Gli scarichi di rifiuti industriali senza nessun riguardo sono un evento comune nell'intera Cina. Ma ciò che ha attratto l'attenzione del Washington Post era il fatto che la Luoyang Zhonggui High Technology Company era un'impresa di «energia verde», che produce polisilicio destinato a pannelli solari venduti in tutto il pianeta. In effetti l'impresa era un importante fornitore della Suntech Power Holdings, che era allora il produttore leader di pannelli solari. Nel 2008, Shi Zhengrong, il fondatore della Suntech, figurava in capo all'elenco dell’ Hunrun Report delle persone più ricche della Cina. [L'elenco viene pubblicato ogni anno a Hong Kong sotto il titolo: China Rich List]

 

Il tetracloruro di silicio è un sottoprodotto inevitabile della produzione del polisilicio. Ma l'inquinamento sconsiderato di villaggi agricoli non è inevitabile. Oggi la Cina è l'unico paese al mondo dove tali pratiche criminali e un tale disprezzo cinico della salute e della vita dei contadini sono diventati prassi comune su scala nazionale da parte dello Stato a tutti i livelli. Persino le agenzie ambientali governative denunciano un simile comportamento e lottano, invano la maggior parte del tempo, per porvi fine. Come ha dichiarato un ricercatore cinese al Post: «se succedesse lo stesso negli Stati Uniti, si andrebbe in prigione». Ma, in Cina, i regolamenti in materia ambientale sono regolarmente scherniti dalle industrie statali e private, in connivenza con gli agenti governativi a tutti i livelli, mentre i contadini, i lavoratori e gli attivisti ecologisti e i loro legali che protestano vengono incarcerati, picchiati, o anche peggio.

La produzione di polisilicio genera circa quattro tonnellate di rifiuti liquidi di tetracloruro di silicio per ogni tonnellata di polisilicio prodotta. In Germania, dove Siemens fabbrica pannelli solari, sono introdotte tecnologie che mirano a limitare l'inquinamento, in modo da trattare il tetracloruro di silicio e renderlo innocuo. Ma una simile tecnologia è cara. Nel 2008, il costo per una produzione sicura di polisilicio ammontava in Germania a 84.500 dollari a tonnellata. In Cina questo importo non sarebbe molto più basso. Le imprese cinesi producono questo materiale a un costo che varia fra i 21.000 e i 56.000 dollari a tonnellata, risparmiando così milioni di dollari al mese unicamente con lo scarico dei rifiuti tossici nelle zone rurali, vicino a comunità contadine impotenti.

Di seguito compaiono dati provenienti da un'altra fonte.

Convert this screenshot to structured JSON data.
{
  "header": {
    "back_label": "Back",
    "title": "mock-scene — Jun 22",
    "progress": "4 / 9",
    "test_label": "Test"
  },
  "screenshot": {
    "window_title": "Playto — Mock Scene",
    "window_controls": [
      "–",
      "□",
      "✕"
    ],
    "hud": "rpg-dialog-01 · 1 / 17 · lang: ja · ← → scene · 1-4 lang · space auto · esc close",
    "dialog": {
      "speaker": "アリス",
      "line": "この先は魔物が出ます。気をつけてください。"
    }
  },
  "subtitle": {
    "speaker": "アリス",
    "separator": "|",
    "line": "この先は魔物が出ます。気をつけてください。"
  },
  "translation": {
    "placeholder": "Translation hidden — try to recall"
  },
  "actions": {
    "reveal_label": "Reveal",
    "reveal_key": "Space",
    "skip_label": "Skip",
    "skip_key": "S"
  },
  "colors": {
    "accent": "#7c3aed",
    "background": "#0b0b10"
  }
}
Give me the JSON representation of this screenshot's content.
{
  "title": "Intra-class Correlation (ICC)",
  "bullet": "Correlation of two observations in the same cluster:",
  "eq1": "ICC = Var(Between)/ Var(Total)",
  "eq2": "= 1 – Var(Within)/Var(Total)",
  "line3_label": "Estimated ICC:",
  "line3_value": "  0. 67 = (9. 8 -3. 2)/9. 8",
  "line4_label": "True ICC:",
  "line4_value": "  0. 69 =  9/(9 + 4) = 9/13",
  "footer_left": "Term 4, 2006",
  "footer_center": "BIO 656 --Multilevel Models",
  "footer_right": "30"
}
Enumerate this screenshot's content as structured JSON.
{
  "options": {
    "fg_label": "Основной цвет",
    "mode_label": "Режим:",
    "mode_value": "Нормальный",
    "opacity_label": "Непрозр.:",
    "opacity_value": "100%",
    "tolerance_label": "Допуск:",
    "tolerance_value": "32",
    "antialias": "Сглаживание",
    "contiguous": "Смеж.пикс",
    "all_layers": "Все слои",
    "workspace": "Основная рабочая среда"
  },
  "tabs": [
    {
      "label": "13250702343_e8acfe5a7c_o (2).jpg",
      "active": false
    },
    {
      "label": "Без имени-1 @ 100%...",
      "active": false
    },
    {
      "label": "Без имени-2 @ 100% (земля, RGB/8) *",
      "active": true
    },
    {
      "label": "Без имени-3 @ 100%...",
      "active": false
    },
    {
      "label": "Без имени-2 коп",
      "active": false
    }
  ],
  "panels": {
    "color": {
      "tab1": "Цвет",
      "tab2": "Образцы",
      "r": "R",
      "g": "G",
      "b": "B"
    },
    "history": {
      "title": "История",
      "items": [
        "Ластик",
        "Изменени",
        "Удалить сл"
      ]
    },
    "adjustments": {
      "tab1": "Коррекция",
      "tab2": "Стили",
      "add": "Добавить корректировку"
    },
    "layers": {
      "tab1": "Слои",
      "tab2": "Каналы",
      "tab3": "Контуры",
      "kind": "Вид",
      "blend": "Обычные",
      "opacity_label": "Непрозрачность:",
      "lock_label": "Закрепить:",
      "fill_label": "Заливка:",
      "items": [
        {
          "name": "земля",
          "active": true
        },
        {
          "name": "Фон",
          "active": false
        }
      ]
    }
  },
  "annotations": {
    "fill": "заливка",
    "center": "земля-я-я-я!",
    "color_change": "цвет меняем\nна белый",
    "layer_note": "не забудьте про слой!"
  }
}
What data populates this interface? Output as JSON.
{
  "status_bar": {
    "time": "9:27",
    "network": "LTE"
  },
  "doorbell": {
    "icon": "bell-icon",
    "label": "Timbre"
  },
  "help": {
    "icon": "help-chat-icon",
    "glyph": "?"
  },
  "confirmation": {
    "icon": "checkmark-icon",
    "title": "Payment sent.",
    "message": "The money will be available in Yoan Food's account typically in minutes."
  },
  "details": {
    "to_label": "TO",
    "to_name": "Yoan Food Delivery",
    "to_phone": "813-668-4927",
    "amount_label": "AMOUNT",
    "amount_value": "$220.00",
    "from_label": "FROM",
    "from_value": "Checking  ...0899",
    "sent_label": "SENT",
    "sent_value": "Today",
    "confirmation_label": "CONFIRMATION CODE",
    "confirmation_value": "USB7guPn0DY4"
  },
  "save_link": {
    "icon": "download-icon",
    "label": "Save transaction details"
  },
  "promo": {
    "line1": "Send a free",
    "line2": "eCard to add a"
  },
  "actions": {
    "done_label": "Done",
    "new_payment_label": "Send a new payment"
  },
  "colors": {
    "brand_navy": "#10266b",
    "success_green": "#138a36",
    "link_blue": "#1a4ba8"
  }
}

Il paese di Gaolong è uno specchio della Cina. Dimostra come il connubio del capitalismo e del collettivismo burocratico stalinista ha creato un sistema economico ibrido diabolicamente distruttore, un'economia canaglia [la parola inglese è 'rogue', allusione alla formula 'Stati canaglie'] che distrugge l'ambiente della Cina, rovinando la salute dei suoi abitanti, rendendo il paese sempre più invivibile, portando il paese al crollo ecologico e minacciando di trascinare con l'intero pianeta (non c'è un'immagine migliore della collusione governo-imprese e del suo impatto ambientale catastrofico sulla salute de** abitanti del documentario della giornalista Chai Jing Under the Dome [Sotto la Cupola, che si può vedere   con sottotitoli qui] ], trasmesso in febbraio e considerato la Primavera silenziosa cinese [dal libro pubblicato negli Stati Uniti nel 1962 da Rachel Carson, che fece epoca, sull'impatto dei pesticidi, in particolare sulla salute degli uccelli].

 

La Cina si autodistrugge

Da oltre tre decenni, il «miracolo» dell'economia cinese provoca l'invidia del mondo, o almeno quella delle economie capitalistiche per le quali la creazione di ricchezza costituisce lo scopo supremo dell'esistenza umana. Dal 1979, il PIL cinese è cresciuto con una media che sta appena sotto al 10% all'anno. Mai, come ce lo dice la Banca Mondiale, una nazione si è industrializzata e modernizzata così velocemente o in così poco tempo ha tirato fuori dalla povertà così tanti milioni di persone. Da paese arretrato, stagnante in un «socialismo» della povertà prettamente agricolo, Deng Xiaoping ha fatto venire investitori stranieri, introdotto stimolatori del mercato, creato zone di esportazione, trasformato la Cina nella fabbrica mondiale dell'industria leggera e rinnovato le monumentali imprese statali cinesi (SOEs, State Owned Entreprises).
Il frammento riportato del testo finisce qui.